Cancer. It’s a frightening word with even more frightening connotations. Because it is so common, every family in the United States it seems has been touched by this disease. The American Cancer Society reports that one third of all cancer deaths were related to being overweight or obese, physically inactive, and poor nutrition. Changes to diet and lifestyle can greatly influence whether or not you contract various cancers. Recent increases in esophageal, pancreatic, liver, and kidney cancers may be linked to obesity and that, in turn, can be linked to physical inactivity and/or poor nutrition. However, there are changes you can make to your daily diet and lifestyle to help reduce your risk.
- Eliminate processed sugars and artificial sweeteners. Insulin, the hormone that regulates how blood sugar is used by our bodies for fuel, is related to many chronic diseases. When blood sugar is kept elevated for an extended period of time, it affects how our cells function and how they communicate with one another. When communication between cells is compromised, the cells behave in odd and irregular ways. This provides a basis for chronic diseases, including cancer.
- Drink water. The human body is about 60% water and needs water to perform efficiently. It is suggested that you drink half of your weight in ounces each day. To make it easier, try drinking 16 ounces before breakfast, 16 ounces afterwards, 16 ounces before lunch, etc. A squeeze of lemon in your morning water will give your liver a gentle cleansing as well.
- Exercise regularly and maintain a healthy weight. Exercise reduces insulin levels which in turn reduces the risk of certain cancers. Adding exercise to your routine by simply parking further away from the entrance to work, the mall, or grocery store, taking the stairs instead of the escalator or elevator, spending part of your lunch break walking the halls or outside when the weather is nice, and taking a walk around the neighborhood after dinner. It all adds up.

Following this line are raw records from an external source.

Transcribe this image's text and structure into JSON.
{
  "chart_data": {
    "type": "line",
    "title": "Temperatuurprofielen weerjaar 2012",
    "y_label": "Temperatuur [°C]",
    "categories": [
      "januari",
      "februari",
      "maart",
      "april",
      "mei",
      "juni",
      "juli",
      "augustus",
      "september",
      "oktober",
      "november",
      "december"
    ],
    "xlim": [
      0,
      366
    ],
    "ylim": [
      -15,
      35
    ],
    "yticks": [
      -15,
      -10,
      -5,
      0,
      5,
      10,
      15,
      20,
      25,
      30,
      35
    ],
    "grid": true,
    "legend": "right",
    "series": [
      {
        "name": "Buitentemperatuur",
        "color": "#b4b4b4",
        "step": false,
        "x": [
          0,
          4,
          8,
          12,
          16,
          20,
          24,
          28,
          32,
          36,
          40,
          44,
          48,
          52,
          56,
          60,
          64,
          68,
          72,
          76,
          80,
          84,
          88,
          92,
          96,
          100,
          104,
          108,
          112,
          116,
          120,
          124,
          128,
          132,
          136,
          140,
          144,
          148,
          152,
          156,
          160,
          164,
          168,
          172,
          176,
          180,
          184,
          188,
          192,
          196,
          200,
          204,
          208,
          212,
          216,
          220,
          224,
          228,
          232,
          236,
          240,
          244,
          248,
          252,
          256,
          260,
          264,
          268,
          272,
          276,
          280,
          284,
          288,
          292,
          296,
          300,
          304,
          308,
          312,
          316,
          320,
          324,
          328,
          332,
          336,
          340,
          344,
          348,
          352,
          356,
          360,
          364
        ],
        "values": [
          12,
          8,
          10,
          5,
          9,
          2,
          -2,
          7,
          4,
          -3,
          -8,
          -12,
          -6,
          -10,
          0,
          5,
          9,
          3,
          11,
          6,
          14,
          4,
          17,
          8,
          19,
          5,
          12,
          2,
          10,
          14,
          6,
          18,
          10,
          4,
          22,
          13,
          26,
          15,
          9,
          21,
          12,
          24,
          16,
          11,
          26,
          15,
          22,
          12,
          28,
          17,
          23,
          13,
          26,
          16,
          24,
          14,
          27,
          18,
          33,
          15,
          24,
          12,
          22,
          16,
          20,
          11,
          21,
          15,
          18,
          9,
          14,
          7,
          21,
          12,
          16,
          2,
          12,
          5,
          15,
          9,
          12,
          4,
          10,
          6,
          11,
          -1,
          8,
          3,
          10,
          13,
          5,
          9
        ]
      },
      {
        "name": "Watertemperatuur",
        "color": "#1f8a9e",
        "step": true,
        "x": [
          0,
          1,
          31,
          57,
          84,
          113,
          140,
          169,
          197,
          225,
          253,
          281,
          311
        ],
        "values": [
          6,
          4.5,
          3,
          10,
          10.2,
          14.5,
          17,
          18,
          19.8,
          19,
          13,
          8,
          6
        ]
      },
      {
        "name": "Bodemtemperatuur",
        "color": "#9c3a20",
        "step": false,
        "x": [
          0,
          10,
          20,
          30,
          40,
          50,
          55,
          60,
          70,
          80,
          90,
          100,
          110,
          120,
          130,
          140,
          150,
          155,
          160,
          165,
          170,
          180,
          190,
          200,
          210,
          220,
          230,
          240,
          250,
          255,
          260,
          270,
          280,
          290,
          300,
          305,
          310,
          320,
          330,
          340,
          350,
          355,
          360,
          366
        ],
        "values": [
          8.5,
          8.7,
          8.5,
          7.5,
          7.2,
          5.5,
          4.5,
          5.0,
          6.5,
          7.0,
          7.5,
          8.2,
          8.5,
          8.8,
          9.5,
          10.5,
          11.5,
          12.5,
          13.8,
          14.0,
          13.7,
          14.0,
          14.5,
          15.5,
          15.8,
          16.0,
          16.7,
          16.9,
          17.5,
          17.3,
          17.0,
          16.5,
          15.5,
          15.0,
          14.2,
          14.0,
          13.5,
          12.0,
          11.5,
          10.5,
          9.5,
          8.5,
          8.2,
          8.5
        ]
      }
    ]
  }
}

- Add broccoli, cauliflower, cabbage, kale, and other cruciferous vegetables to your diet. Cruciferous vegetables contain phytochemicals which have been proven to slow the growth of tumors in the lung, colon, liver, cervix, and breasts. The phytochemicals in these vegetables rouse enzymes in the body which detoxify and eliminate carcinogens before they get a chance to damage cells. These vegetables also reduce oxidative stress, reducing free radicals in the body which, in turn, may reduce the risk of colon, lung, prostate, breast, and other cancers.
- Adding dark, leafy greens to your diet such as kale, collard greens, watercress, and mustard greens will also add calcium, magnesium, iron, potassium, phosphorus, zinc and vitamins A, C, E, and K. These dark greens are packed with fiber, folic acid, chlorophyll and many other micronutrients and phytochemicals.